Announcement

Collapse
No announcement yet.

Which temperature sensors do mobos have? (Gigabyte MA790FX-DS5)

Collapse
X
 
  • Filter
  • Time
  • Show
Clear All
new posts

  • Which temperature sensors do mobos have? (Gigabyte MA790FX-DS5)

    Summary: Linux sees 3 temperature fields, and one of them (from an unknown source) is 86C, and I suspect that it's been causing my system to reboot.

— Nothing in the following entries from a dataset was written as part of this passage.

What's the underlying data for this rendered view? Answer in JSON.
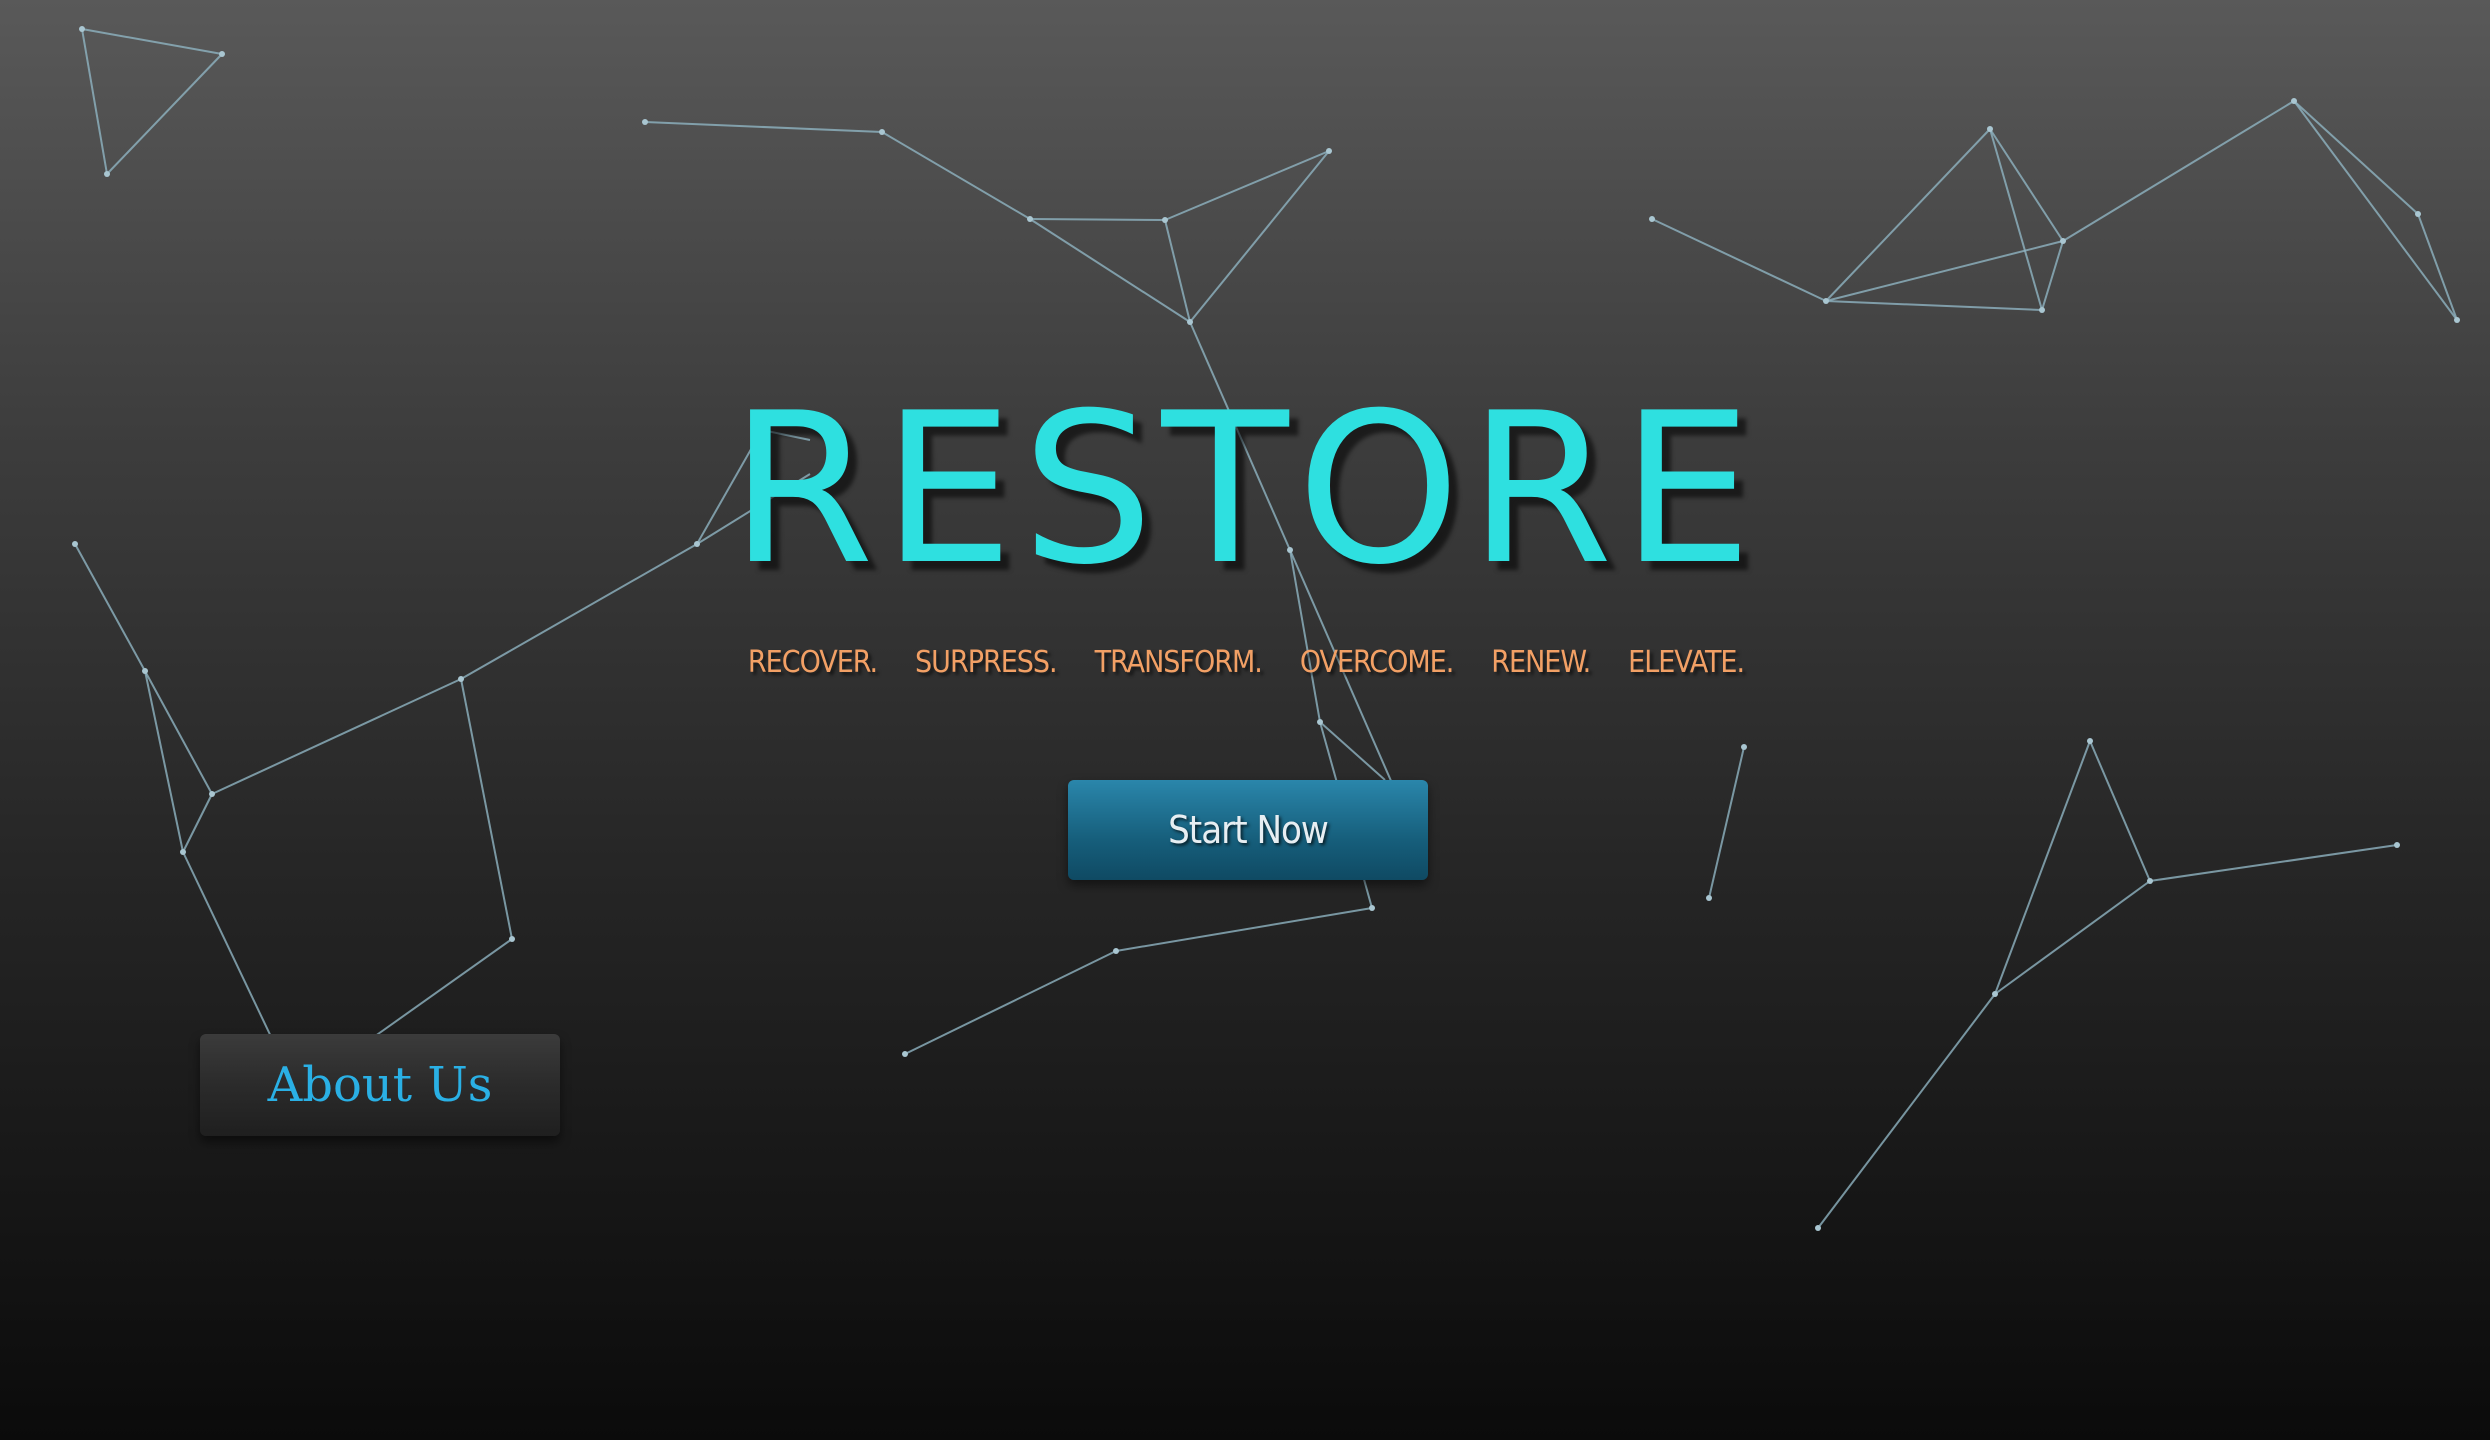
{
  "hero": {
    "title": "RESTORE",
    "taglines": [
      "RECOVER.",
      "SURPRESS.",
      "TRANSFORM.",
      "OVERCOME.",
      "RENEW.",
      "ELEVATE."
    ],
    "start_button_label": "Start Now",
    "about_button_label": "About Us"
  },
  "colors": {
    "title": "#2ee0e0",
    "tagline": "#f2a065",
    "start_button": "#1f7196",
    "about_text": "#2ab0e5",
    "network_lines": "#8fb4c2"
  }
}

Is there any way to find out what component is that hot?

    Longer version:

    I am debugging a new system consisting of an AMD Phenom 9500, Gigabyte MA790FX-DS5 motherboard, and Corsair XMS2 DDR2-800 2GB RAM, and the system is unstable.

    Unstable here means that when I run a compute-intensive 4-thread job (and I intend to do this a lot for work), the machine will work away on it for 10-25 minutes and then spontaneously restart.

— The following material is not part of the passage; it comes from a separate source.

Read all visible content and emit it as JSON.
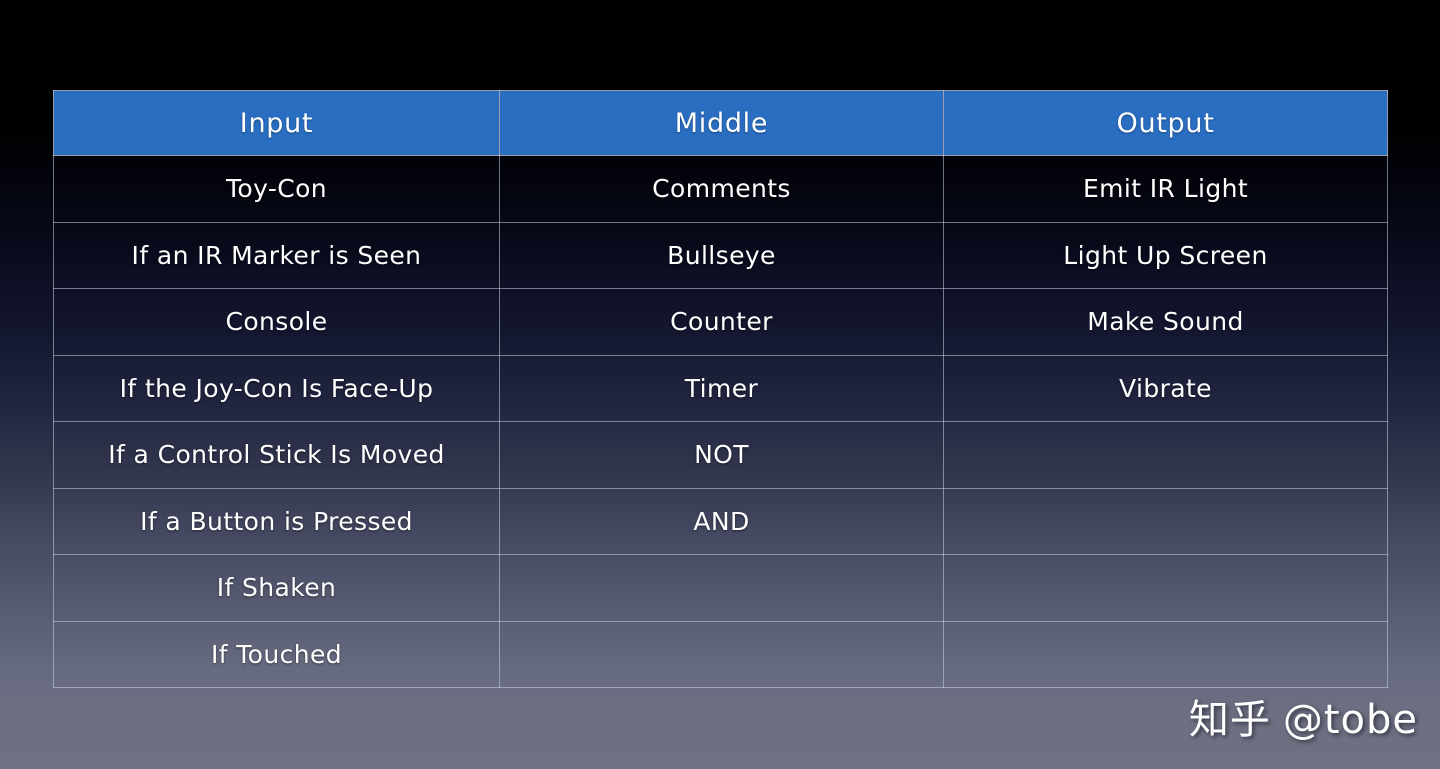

    The curious thing is that Linux reports three temperature readings from my motherboard, and I don't know for certain what they represent. Idling with stock BIOS settings they are 43C, 45C, 86C. Running a 4-thread load for a few minutes they are 45, 57, 86. At the moment the machine crashes they are 45, 61, 86. When I look in the BIOS under System Monitor, I see two reported temperatures: case temp (which reads ~43C) and CPU temp (which reads ~47). So, I suspect that Linux is reporting case temp, CPU temp, and a third mystery temperature.

    When I point a desktop (human) fan at the open case, the temperatures dropped to 37, 39, 84C idling, and then to 32, 55, 82C after running a 4-thread job for a few minutes. But, the middle temp slowly climbed to 62/63C just before the machine cut out and restarted.

    If you have a Phenom, what temperatures are you seeing idle and under load? If you have a Gigabyte MA790FX-DS5, what temperatures are you seeing?

    Extra information:

    0) The GPU temperature is also reported, and is specifically labelled as such. It runs at 51 or 52C most of the time. I did not run intense graphics tests.

    1) With stock BIOS settings/speeds, I can run a single-thread job for hours and it never heats up over 55C, and never crashes.

    2) With the whole machine de-rated to 1400 MHz, it can run the full-load 4-thread job and not crash. But, of course, my performance sucks. I didn't pay for a 2.2 GHz machine to run it at 1.4 GHz.

    3) With the TLB workaround disabled, the machine runs slightly hotter (a few degrees C), and thus crashes a little earlier. It crashes very reliably (85% of the time I do this).

    4) I ran MemTest86+ for a half-hour, and no errors showed up. I then ran it all night, and when I woke up, it had rebooted and was showing me a screen that said "PCI Parity Error!"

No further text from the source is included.